Rerooting the larger tree — costs O(n) per op and destroys the amortized bound; always reroot the smaller.
Forgetting to guard case A first — if you skip the "same 2ECC?" check you can double-count or go negative.
Decrementing the wrong amount in case C — you subtract one per bridge on the path, not one total; do it inside the compression loop.
Updating ccSize on a non-root — only the find_cc root's size is meaningful.
Confusing this with the fully dynamic problem — this structure cannot handle edge deletions; do not try.

Cheat Sheet¶

Symbol	Meaning
`cc[]`	connectivity DSU
`twoECC[]`	2-edge-connected-component DSU
`par[]`	bridge-forest parent pointers (indexed by 2ECC rep)
`ccSize[]`	size of a connected component (by `cc` root)
`bridges`	running bridge counter

Decision rule for add_edge(u, v):

if find2ECC(u) == find2ECC(v):      return            # A: redundant
elif findCC(u)  != findCC(v):       new bridge        # B: bridges += 1, link smaller
else:                               cycle closes       # C: bridges -= path_len, merge

Complexity: amortized O(α(n))–O(log n) per addition, O(1) bridge count, O(n) space.

Visual Animation¶

See animation.html for an interactive visual animation of online bridge finding.
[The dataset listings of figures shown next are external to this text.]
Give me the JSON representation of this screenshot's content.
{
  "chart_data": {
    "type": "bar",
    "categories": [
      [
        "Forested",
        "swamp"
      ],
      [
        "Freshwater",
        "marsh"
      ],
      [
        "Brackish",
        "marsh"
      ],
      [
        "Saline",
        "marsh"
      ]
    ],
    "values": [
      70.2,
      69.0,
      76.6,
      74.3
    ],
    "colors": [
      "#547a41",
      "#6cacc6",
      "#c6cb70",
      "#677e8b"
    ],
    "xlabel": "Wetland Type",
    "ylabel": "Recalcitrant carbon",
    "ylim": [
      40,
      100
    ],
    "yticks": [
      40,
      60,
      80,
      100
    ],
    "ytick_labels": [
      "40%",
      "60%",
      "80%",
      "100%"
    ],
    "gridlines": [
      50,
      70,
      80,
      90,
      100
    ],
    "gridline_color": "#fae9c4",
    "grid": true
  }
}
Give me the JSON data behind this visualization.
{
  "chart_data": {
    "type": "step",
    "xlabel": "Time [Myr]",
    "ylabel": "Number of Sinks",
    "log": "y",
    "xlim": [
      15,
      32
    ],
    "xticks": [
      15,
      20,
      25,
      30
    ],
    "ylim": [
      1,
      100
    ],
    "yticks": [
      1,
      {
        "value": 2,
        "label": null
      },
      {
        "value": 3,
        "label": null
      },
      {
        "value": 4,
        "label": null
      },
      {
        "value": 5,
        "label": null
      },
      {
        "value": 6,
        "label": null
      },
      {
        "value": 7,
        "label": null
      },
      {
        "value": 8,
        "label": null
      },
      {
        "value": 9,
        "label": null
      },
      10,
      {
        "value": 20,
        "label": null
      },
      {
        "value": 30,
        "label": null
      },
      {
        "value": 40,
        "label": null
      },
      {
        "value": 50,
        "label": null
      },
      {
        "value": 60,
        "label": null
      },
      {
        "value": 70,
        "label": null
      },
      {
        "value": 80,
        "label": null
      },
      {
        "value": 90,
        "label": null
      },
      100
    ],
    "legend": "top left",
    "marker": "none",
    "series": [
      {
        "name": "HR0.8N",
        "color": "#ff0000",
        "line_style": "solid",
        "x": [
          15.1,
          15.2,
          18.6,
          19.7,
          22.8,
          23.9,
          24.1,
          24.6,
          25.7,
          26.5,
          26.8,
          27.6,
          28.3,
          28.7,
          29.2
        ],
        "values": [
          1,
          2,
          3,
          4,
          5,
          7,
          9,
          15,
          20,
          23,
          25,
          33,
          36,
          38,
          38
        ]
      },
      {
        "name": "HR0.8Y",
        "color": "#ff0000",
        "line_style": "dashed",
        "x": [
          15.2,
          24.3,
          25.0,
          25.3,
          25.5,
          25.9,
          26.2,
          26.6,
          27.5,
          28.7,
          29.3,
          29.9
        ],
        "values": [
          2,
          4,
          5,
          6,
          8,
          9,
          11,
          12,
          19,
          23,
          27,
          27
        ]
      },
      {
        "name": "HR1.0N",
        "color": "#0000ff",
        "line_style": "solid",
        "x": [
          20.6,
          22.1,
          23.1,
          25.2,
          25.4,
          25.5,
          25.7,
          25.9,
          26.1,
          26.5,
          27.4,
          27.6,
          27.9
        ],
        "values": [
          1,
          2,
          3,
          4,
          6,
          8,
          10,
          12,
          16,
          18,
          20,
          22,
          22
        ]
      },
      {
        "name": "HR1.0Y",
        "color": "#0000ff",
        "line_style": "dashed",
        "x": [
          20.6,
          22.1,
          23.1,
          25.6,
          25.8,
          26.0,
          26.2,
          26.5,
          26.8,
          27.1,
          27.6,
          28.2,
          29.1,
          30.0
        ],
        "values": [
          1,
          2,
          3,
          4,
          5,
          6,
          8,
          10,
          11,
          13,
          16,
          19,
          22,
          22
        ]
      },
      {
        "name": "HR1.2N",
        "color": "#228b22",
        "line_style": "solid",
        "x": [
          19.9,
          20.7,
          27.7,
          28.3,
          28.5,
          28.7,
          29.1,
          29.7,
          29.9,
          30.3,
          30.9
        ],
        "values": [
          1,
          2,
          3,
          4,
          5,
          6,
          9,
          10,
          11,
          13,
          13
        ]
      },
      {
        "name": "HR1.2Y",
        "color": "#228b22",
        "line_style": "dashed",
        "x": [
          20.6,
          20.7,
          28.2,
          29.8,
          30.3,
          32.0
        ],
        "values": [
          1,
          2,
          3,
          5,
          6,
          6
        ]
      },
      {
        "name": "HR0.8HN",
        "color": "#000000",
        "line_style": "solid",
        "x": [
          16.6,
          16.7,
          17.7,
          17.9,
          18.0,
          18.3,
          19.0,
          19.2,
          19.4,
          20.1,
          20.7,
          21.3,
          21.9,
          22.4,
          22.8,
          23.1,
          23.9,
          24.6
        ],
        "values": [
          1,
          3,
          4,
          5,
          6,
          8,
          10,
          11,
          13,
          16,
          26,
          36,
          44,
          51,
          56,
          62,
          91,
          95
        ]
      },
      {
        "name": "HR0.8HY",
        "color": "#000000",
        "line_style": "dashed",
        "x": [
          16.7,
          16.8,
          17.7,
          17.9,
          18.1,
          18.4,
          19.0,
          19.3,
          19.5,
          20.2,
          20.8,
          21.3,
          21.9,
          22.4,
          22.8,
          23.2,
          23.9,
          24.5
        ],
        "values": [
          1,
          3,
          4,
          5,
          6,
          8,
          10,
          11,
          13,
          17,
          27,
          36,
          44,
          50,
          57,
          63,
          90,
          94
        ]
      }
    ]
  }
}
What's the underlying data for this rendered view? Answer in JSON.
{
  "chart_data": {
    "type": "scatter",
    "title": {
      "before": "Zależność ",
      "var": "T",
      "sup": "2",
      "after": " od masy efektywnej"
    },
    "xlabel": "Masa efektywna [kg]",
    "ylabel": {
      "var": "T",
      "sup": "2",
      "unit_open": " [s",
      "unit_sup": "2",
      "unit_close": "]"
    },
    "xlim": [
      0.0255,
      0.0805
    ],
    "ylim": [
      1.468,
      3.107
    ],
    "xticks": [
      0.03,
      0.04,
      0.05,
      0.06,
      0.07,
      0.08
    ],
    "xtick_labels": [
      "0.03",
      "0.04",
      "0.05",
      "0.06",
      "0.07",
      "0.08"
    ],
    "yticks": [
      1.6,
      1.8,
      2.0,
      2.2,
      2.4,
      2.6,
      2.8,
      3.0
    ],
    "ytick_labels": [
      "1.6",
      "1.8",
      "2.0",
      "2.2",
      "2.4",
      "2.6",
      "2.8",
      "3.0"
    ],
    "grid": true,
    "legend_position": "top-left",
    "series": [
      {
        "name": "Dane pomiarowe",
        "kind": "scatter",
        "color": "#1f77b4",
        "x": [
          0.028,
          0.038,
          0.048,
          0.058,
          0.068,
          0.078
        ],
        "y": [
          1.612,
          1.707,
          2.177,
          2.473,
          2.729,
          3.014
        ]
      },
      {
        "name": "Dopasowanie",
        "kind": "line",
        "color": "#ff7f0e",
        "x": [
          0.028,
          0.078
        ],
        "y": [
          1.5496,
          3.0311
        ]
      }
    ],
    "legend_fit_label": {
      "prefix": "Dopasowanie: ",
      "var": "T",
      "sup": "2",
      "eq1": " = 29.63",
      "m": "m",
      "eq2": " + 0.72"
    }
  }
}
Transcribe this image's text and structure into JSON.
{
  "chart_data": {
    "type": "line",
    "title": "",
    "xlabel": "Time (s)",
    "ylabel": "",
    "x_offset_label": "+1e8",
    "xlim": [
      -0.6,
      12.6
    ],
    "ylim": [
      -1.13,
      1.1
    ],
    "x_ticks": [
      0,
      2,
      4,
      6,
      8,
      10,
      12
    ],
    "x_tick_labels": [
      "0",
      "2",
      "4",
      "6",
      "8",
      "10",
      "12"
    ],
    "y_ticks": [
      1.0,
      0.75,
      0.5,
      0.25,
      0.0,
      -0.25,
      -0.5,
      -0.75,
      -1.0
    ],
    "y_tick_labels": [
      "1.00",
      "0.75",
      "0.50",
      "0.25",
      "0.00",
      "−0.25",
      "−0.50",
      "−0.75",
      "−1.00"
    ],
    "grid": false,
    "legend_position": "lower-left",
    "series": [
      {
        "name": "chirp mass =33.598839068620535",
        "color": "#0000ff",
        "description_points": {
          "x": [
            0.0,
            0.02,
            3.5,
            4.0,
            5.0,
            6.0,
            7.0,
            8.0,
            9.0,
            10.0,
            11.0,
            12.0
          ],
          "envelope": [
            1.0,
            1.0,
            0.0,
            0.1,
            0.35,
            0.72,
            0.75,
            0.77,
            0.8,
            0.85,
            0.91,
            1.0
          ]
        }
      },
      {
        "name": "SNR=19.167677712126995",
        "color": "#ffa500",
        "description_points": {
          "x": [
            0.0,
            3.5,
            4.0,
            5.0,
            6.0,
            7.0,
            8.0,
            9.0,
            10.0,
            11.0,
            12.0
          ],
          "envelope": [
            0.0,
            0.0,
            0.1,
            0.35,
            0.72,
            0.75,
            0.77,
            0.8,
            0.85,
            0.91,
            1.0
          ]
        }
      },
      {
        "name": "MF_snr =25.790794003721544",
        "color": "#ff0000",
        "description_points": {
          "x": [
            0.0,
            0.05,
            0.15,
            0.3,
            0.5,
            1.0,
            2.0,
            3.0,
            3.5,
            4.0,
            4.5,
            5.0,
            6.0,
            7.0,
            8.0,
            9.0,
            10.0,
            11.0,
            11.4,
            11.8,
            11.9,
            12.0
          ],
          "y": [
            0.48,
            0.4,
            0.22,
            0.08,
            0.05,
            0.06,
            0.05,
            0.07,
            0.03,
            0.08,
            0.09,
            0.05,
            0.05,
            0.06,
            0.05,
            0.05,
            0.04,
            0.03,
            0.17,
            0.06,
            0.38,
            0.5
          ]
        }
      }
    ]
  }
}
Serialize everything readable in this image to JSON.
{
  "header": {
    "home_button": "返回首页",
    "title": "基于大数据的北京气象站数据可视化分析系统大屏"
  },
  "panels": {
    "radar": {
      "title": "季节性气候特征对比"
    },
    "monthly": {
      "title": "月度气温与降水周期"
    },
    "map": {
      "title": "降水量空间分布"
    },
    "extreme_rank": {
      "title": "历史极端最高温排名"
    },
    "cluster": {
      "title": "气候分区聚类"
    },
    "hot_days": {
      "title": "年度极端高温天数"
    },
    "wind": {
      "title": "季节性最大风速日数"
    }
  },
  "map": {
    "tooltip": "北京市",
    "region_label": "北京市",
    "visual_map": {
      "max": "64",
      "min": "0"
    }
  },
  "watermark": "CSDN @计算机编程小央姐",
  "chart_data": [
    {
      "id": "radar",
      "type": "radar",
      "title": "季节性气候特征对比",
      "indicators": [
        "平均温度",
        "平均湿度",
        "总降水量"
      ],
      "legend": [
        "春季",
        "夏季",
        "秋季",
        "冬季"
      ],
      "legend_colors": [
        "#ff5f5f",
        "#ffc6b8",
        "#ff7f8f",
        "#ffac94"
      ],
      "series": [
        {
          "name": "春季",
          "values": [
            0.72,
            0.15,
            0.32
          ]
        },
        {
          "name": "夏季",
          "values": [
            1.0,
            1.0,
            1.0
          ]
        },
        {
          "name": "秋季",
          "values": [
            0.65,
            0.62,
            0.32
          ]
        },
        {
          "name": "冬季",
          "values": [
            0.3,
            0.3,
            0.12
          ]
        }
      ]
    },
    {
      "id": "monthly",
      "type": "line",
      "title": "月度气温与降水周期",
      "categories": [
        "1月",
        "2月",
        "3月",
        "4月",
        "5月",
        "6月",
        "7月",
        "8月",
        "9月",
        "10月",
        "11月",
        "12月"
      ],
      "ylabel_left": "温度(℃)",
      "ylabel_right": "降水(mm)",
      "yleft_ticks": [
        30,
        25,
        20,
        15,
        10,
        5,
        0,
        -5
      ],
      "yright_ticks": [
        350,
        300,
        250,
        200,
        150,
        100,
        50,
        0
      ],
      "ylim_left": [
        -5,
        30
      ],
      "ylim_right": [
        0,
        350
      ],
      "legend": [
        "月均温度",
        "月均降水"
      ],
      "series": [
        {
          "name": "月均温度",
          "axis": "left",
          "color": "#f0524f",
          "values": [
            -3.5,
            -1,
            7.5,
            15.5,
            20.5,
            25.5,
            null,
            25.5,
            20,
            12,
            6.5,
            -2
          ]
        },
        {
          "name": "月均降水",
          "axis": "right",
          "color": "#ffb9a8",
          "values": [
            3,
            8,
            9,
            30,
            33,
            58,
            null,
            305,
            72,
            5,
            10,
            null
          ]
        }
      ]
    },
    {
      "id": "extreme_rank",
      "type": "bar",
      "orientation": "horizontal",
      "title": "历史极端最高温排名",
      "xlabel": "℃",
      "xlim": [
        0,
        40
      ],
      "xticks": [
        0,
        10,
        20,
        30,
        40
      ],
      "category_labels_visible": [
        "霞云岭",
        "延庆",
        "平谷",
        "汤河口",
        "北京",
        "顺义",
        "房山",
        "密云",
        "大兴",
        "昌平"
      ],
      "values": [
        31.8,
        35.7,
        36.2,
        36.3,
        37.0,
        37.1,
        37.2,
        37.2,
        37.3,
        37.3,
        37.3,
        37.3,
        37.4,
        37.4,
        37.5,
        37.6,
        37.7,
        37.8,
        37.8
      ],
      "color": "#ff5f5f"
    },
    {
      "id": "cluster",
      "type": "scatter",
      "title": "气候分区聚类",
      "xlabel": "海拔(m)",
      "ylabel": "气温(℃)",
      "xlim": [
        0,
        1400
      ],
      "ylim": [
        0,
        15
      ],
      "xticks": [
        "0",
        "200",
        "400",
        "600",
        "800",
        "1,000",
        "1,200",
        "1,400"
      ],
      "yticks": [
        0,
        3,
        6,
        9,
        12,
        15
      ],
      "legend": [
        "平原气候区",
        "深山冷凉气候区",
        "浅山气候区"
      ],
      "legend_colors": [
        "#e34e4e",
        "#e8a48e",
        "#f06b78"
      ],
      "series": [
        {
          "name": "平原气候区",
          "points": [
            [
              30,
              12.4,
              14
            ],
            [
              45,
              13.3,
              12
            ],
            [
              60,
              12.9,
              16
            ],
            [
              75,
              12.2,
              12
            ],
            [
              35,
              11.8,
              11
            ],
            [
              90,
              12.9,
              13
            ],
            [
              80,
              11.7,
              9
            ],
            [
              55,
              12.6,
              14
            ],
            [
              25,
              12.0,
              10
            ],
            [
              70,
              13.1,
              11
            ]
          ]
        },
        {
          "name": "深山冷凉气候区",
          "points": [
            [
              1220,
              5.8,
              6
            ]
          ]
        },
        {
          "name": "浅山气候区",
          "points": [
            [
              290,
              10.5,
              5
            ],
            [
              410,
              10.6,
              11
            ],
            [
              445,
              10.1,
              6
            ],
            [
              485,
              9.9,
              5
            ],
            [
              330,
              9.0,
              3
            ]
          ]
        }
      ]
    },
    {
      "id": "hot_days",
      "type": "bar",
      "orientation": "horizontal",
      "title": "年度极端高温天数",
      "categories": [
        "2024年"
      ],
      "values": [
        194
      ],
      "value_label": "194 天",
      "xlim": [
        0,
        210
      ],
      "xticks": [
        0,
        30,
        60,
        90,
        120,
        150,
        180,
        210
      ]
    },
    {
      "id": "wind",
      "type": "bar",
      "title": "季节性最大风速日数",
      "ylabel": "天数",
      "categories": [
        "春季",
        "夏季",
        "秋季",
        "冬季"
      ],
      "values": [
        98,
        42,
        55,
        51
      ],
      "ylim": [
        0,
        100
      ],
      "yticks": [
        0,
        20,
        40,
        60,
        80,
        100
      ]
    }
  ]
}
The animation demonstrates: - Edges added one by one with a live bridge counter. - The bridge forest drawn beside the real graph. - New bridges appearing (case B) highlighted in one color. - A cycle-closing edge (case C) compressing a path of bridges into a single 2ECC. - Step / Run / Reset controls so you can watch each case unfold.

Summary¶

Online incremental 2-edge-connectivity lets you report the number of bridges after every edge addition in near-constant amortized time, instead of re-running an O(V+E) DFS each time. The machinery is three integer arrays: a connectivity DSU, a separate 2ECC DSU, and a bridge-forest parent array. Each addition falls into one of three cases — redundant (do nothing), a new bridge (link the smaller tree, bridges += 1), or a cycle closing (compress the forest path to the LCA, subtract the bridges it covered). Master the three-case dispatch and the "two DSUs, never one" discipline, and you have the whole structure.